Recent headlines offer little to celebrate. On August 28, agents from Russia's Federal Security Service ransacked the home of Andrei Marchenko, a blogger whom they accused of masterminding a "gay terrorist underworld." On September 18, Queerfest, an annual LGBT rights festival in St. Petersburg, canceled most of its events after bomb threats and attacks that saw antigay protesters squirt festivalgoers with an unknown gas and green dye. On September 25, the Constitutional Court of Russia upheld the antigay propaganda law. And of course LGBT Russians continue to be assaulted or murdered with tragic frequency. On September 7, Yekaterina Khomenko, a 29-year-old lesbian who taught tango lessons to same-sex couples in St. Petersburg, was found dead in her car, a four-inch slash across her throat. Police initially called her death a suicide.

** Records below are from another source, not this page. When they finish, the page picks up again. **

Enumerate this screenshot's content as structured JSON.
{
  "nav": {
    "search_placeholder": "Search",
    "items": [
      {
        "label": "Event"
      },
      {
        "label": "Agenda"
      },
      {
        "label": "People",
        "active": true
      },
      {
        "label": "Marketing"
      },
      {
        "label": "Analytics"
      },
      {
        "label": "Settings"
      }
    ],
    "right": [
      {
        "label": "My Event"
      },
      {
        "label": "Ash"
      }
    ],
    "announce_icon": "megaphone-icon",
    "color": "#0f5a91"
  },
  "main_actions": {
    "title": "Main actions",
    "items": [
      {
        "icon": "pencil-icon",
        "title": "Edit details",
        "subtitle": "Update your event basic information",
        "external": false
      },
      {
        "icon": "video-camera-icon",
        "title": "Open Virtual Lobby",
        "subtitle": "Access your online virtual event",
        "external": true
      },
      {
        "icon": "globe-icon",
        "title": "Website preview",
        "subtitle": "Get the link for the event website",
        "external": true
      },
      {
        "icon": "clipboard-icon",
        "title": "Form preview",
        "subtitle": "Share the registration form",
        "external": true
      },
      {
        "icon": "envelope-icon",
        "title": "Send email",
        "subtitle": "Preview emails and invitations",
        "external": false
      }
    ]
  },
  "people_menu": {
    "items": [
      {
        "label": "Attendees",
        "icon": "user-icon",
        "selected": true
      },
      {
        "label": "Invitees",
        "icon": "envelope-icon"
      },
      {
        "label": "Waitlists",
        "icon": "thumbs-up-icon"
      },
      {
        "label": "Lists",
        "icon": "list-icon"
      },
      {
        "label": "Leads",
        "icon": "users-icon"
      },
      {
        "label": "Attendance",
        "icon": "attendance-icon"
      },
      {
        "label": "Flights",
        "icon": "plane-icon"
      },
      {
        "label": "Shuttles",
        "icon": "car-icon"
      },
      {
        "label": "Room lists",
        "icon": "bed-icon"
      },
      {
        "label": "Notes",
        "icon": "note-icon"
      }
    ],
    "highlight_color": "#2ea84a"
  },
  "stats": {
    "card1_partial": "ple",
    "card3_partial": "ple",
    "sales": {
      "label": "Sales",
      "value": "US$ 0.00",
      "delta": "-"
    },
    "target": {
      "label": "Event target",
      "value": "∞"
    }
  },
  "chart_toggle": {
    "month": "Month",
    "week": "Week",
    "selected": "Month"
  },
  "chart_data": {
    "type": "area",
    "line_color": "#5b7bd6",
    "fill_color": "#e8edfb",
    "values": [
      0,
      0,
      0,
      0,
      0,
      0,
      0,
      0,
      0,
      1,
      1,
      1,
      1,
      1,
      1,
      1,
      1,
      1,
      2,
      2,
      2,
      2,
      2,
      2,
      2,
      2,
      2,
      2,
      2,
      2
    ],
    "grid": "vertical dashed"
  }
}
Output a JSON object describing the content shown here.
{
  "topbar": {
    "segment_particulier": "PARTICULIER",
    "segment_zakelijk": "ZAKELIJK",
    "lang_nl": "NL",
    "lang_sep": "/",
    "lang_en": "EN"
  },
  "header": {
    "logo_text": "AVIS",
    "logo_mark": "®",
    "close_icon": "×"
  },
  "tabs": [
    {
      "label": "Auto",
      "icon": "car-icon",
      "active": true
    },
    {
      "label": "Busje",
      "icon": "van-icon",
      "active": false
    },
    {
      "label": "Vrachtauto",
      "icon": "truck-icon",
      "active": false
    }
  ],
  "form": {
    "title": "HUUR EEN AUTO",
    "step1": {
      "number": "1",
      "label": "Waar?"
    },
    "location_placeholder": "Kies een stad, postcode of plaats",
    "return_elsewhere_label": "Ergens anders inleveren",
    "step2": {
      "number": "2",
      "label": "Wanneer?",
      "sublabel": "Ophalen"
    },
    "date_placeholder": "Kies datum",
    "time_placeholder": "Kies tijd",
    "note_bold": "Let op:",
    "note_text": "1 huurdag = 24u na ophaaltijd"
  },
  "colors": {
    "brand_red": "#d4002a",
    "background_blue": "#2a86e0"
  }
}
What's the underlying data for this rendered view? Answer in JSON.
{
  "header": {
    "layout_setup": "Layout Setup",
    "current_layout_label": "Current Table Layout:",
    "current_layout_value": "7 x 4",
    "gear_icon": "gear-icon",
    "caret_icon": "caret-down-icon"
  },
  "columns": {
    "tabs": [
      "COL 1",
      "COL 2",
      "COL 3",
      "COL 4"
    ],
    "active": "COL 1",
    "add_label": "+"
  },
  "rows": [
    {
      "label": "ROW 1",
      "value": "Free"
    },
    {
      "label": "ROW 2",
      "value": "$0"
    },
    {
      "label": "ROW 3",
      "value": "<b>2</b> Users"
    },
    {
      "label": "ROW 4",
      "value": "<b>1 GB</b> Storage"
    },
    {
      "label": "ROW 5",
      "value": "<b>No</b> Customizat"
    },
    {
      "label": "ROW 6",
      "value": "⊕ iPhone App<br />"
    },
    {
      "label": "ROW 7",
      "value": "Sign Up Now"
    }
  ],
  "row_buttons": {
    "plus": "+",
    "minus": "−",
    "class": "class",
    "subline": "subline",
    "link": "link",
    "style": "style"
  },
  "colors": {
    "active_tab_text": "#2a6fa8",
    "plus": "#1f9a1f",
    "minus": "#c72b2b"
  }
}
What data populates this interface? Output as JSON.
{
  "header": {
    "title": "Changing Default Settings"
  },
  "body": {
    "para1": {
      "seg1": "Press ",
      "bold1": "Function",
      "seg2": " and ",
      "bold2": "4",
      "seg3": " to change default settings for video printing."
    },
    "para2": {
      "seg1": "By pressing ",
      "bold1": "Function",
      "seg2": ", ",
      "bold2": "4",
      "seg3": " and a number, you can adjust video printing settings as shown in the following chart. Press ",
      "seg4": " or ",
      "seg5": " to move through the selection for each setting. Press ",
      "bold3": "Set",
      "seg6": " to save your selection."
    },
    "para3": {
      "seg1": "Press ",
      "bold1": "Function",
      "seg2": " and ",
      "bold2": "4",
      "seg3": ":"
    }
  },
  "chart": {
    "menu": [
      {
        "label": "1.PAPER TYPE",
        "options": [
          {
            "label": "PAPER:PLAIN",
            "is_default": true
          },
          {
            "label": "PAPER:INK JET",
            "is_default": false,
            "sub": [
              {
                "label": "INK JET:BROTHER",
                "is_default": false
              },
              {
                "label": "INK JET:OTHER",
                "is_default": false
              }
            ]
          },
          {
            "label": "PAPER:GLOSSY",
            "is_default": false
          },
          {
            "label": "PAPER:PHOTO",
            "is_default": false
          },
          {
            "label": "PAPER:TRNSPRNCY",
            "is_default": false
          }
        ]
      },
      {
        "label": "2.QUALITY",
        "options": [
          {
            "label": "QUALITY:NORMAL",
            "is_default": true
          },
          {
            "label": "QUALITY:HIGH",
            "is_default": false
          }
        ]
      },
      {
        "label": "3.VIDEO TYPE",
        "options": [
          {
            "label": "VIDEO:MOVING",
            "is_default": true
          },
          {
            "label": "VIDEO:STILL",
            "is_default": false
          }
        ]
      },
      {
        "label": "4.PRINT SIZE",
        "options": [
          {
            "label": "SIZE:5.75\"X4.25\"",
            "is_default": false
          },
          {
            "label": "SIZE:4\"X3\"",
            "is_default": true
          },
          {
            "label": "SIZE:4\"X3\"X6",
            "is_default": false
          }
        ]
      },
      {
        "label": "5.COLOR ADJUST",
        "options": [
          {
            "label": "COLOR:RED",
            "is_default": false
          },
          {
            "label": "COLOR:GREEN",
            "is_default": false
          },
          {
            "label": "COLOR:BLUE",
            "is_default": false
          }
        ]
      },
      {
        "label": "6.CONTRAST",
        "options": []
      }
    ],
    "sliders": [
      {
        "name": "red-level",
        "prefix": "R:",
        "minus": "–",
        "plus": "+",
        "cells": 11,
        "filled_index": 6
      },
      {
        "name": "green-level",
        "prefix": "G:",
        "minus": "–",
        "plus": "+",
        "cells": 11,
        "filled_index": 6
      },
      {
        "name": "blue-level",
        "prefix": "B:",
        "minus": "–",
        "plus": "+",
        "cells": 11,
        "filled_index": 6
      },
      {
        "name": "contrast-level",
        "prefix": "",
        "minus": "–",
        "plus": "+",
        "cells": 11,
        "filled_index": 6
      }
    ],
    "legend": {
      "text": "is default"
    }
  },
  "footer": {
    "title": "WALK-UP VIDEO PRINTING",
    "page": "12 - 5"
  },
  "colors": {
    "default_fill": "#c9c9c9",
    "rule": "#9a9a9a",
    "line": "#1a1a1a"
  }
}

"Putin's not going away until 2024, so the situation, politically, isn't going to change for quite some time," Dorf says. The prospect of another decade under Putin is devastating. Despite encouraging developments such as the International Olympic Committee's new mandate requiring prospective host cities to sign an antidiscrimination clause, Russia's LGBT activists report few breakthroughs. What hope they have is precarious and underground. Their enemy is an eternal KGB agent with dreams of empire, a pragmatist and sportsman who crushes his opposition while still incongruously proclaiming, as he did in a New York Times op-ed, "[We] are all different, but when we ask for the Lord's blessings, we must not forget that God created us equal."